Furthermore, on meeting other tribes, “females engage in a narration of family occurrences, such as births of children, marriages, deaths, etc., not omitting a sprinkling of gossip and scandal, from which even these ebony sisters of a fairer race are not altogether exempt.” As in most cultures of the world, the women became the keepers of the family traditions.
Eyre hoped for meaningful debate to develop between Aborigines and colonials, but foresaw problems with finding representative indigenous leaders. There were no kings and queens of Aboriginal tribes.
Another difficulty Eyre recognised was that Aborigines were not a unified grouping but instead a plethora of different tribes, languages and beliefs. Could representative leadership emerge that would be accepted by all indigenous people as speaking for them?

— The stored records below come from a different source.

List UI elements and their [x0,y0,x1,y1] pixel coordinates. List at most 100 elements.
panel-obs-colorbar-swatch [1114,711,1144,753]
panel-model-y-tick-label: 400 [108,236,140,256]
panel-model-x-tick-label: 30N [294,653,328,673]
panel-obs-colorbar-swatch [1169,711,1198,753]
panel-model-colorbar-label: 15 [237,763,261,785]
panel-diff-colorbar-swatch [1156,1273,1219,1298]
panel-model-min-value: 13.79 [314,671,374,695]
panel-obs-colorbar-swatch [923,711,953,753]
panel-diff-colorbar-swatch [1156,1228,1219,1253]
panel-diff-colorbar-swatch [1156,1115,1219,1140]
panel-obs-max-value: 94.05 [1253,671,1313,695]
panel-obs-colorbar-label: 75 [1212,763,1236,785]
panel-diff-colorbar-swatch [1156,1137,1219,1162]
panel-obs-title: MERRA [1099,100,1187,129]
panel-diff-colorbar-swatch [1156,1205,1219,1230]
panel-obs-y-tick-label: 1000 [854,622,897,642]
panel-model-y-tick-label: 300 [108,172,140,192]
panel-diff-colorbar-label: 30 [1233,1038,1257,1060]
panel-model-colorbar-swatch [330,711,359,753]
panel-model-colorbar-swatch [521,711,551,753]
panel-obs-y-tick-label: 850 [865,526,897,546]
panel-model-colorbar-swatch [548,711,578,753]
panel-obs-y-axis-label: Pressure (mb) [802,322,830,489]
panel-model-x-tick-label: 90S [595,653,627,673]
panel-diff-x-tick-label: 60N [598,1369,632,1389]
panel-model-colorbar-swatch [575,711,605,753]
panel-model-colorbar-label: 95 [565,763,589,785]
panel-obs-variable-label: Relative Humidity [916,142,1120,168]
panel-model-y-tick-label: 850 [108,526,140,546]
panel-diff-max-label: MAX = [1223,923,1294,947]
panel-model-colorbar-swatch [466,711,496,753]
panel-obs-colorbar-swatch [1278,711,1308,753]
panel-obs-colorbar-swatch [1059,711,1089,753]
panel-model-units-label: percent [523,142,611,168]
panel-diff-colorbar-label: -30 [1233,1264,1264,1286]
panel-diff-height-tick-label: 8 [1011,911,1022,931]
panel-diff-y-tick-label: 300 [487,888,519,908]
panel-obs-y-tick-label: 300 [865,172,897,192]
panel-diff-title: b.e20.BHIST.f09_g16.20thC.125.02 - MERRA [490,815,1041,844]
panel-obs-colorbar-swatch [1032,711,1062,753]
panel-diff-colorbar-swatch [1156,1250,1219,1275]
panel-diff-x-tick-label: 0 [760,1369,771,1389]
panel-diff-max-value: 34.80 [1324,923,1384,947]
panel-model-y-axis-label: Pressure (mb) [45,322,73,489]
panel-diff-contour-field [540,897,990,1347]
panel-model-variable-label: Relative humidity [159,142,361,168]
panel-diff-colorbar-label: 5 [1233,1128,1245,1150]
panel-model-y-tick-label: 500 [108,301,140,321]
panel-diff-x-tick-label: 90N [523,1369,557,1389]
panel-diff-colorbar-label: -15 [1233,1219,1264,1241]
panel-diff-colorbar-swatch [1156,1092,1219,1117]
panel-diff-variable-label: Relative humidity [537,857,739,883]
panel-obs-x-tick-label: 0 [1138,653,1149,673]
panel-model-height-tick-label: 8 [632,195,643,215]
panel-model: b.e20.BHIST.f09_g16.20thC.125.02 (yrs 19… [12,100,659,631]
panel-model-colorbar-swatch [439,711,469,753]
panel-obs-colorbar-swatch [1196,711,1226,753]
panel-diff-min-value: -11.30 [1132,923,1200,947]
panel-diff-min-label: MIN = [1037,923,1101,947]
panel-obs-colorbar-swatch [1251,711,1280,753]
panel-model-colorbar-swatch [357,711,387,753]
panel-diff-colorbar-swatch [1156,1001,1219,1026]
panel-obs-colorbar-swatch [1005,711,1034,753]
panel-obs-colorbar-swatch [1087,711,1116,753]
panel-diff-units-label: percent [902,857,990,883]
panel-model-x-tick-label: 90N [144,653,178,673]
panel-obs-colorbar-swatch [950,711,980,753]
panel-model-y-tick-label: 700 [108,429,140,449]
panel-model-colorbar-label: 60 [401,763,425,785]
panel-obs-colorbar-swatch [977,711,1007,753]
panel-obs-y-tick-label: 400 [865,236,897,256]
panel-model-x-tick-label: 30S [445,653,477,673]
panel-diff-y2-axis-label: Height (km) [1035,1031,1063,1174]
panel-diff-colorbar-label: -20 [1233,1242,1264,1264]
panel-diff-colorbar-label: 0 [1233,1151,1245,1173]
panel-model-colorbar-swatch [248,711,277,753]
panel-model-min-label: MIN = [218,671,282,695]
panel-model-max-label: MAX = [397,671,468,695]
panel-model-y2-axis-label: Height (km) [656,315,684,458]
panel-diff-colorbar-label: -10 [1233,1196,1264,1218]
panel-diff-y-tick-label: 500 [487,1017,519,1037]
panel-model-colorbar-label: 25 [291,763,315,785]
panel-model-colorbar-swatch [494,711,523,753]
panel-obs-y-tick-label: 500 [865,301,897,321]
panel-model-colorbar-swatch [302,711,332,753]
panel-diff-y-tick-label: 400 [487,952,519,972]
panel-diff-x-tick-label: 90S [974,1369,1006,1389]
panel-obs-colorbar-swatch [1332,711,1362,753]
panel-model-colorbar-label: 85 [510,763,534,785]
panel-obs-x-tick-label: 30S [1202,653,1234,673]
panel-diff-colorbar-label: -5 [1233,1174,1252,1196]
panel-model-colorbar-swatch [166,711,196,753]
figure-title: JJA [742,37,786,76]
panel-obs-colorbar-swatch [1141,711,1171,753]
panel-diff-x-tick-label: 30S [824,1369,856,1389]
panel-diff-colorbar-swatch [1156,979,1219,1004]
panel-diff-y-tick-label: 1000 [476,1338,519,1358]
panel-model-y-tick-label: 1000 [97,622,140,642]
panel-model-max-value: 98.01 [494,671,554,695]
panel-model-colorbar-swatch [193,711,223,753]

He had watched tribal debates where there was complete freedom for any man to stand and speak his mind, or even to harangue the tribe until exhausted. At the end of the discussions, each man decided for himself what path to pursue and commanded his household to follow him. This rugged male individualism had advantages but not when it came to undertaking community action for the common good. And even today it can be difficult to find a community consensus that all male Aborigines will respect and keep.
Women were not traditionally tribal leaders, but older women were held in higher regard within the cultural structure, which provided them with a platform for future leadership. Because the community approach of women accords more readily with modern leadership than male independence does, many fine women elders and leaders have arisen in more recent years.
Male individualism also generates difficulties when men are required to live under a system of law.